Сергей возвратился в Петраковскую. Нужен? Да нет, не настолько, чтоб без него не могла жить. И в Петраковской он теперь тоже не нужен, кроме, быть может, старой Груни. Той после одинокой жизни как не дорожить, что живая душа рядом, за сына считает. Забытая людьми старуха и ненужный людям Сергей Лыков — два сапога пара.
А есть еще минутный друг Терентий Шаблов, минутный и единственный, всегда готовый распить бутылочку. Он очень покладист, во всем поддакивает, молчит с неловкостью лишь тогда, когда Сергей ругает Евлампия Никитича.

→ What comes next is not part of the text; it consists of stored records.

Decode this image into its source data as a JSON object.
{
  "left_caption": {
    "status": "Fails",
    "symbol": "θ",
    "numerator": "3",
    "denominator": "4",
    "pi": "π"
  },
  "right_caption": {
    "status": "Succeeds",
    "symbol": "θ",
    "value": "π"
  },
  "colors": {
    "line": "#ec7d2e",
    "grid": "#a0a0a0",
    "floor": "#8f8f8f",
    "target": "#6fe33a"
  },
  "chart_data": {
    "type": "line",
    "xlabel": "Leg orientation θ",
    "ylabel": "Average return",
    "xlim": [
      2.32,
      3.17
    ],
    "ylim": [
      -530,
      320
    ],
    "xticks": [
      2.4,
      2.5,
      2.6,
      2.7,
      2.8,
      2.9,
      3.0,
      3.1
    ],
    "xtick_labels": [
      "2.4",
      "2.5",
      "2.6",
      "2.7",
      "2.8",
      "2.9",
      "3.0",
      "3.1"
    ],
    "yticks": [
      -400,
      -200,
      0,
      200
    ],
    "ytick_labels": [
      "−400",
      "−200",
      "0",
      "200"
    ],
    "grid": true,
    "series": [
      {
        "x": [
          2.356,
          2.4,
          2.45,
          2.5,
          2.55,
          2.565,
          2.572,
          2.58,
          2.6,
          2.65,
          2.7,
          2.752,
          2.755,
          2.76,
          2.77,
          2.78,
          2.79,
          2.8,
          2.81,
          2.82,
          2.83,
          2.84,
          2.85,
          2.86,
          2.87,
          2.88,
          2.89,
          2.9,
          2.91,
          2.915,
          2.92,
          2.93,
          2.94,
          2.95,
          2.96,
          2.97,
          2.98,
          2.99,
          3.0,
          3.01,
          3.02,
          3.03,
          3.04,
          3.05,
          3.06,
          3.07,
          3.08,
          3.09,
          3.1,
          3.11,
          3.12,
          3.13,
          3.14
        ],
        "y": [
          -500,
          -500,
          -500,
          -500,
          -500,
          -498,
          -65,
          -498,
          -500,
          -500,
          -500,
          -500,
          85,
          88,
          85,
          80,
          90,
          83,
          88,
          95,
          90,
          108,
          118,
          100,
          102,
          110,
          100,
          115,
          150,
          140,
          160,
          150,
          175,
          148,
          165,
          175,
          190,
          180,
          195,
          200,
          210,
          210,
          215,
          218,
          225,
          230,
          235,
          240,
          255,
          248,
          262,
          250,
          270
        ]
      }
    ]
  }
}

Чаще и чаще появлялась на столе водка.
Трезвый понимал: с ее «не могу» нельзя не считаться, какое он имеет право требовать — брось мать! Да и сам задумайся, на какую жизнь зовешь ее? Мечтает об институте, а если она вместе с тобой нырнет в новую Петраковскую, — какой институт? Она права.
Трезвый понимал — выхода нет, а потому пил. Выпив же, начинал верить в невозможное и тогда нетвердыми шагами шел четыре километра от Петраковской до села Пожары. И бубнил безнадежный вопрос: «Что делать, Ксюша?» И бунтовал, когда Ксюша повторяла: иди к Евлампию Никитичу с повинной.
В первое время она его мягко совестила:
— Ты сам себя топишь, не Евлампий Никитич. На водку бросился, последнее дело.